Provably Reliable Conformal Prediction Sets in the Presence of Data Poisoning
Yan Scholten, Stephan Günnemann
TL;DR
This work tackles the fragility of conformal prediction under data poisoning by introducing Reliable Prediction Sets (RPS). RPS combines a smoothed, partitioned-training score that votes across $k_t$ classifiers with a calibration strategy that forms a majority prediction set from $k_c$ independent calibration partitions, yielding pointwise reliability certificates under worst-case training and calibration data modifications. The authors prove marginal coverage on clean data and provide explicit conditions for both coverage and size reliability under various poisoning scenarios, supported by extensive experiments on image classification benchmarks showing non-trivial robustness with manageable prediction-set sizes.

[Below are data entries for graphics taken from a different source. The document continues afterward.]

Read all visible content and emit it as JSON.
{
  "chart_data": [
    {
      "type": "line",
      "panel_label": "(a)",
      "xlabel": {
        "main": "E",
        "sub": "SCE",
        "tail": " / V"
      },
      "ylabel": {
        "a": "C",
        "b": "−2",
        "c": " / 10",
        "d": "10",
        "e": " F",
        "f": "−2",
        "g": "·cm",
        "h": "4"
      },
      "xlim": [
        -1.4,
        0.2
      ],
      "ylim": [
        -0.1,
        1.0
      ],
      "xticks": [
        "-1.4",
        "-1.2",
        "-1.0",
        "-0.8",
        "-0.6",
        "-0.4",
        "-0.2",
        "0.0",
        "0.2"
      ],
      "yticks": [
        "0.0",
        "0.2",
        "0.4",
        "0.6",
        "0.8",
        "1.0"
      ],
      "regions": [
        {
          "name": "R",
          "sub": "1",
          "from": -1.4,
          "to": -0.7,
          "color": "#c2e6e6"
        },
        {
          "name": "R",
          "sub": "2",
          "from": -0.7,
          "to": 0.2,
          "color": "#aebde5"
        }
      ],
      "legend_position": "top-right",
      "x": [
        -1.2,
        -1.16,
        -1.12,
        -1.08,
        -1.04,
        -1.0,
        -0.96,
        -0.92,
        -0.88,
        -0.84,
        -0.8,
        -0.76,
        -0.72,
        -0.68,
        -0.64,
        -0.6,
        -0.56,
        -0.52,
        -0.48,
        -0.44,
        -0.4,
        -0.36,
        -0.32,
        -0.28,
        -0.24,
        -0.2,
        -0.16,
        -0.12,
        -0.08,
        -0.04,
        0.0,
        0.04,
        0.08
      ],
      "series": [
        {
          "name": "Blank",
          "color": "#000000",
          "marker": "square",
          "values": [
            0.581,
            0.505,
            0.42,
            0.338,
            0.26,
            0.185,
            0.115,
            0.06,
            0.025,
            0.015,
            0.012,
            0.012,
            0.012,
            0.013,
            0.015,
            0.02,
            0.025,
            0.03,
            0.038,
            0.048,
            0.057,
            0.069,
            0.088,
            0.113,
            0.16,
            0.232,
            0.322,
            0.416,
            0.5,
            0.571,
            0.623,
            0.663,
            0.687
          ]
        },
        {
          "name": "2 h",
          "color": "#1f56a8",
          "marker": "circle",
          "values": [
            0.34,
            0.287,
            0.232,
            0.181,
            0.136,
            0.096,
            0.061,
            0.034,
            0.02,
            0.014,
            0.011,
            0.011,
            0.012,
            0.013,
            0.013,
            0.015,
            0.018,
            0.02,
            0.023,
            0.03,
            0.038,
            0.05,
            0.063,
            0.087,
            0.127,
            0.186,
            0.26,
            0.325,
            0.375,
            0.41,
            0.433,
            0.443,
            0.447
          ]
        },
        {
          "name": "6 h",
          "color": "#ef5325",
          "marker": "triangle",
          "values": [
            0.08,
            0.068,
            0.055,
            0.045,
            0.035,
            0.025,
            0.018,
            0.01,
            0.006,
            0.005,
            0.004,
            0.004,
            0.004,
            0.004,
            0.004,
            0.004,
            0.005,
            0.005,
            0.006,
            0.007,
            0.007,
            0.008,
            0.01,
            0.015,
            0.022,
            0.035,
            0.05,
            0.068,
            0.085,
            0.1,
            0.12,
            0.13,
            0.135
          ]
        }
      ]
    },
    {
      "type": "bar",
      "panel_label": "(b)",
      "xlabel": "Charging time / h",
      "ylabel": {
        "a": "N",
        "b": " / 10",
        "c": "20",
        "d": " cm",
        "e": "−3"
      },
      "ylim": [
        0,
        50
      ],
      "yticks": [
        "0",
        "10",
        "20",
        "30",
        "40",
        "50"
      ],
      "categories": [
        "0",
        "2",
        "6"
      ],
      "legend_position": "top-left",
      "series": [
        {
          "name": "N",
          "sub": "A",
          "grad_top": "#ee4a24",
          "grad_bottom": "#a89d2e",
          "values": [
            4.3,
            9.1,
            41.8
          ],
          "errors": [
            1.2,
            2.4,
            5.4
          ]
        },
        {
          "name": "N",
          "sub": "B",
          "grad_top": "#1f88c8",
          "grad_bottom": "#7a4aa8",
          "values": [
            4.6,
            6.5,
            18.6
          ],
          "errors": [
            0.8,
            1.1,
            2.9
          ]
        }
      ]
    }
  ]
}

The approach advances trustworthy uncertainty quantification in settings where data integrity cannot be guaranteed, with practical considerations on calibration data requirements, computational costs, and transferability to pretrained-model setups.
Abstract
Conformal prediction provides model-agnostic and distribution-free uncertainty quantification through prediction sets that are guaranteed to include the ground truth with any user-specified probability. Yet, conformal prediction is not reliable under poisoning attacks where adversaries manipulate both training and calibration data, which can significantly alter prediction sets in practice. As a solution, we propose reliable prediction sets (RPS): the first efficient method for constructing conformal prediction sets with provable reliability guarantees under poisoning. To ensure reliability under training poisoning, we introduce smoothed score functions that reliably aggregate predictions of classifiers trained on distinct partitions of the training data. To ensure reliability under calibration poisoning, we construct multiple prediction sets, each calibrated on distinct subsets of the calibration data. We then aggregate them into a majority prediction set, which includes a class only if it appears in a majority of the individual sets. Both proposed aggregations mitigate the influence of datapoints in the training and calibration data on the final prediction set. We experimentally validate our approach on image classification tasks, achieving strong reliability while maintaining utility and preserving coverage on clean data. Overall, our approach represents an important step towards more trustworthy uncertainty quantification in the presence of data poisoning.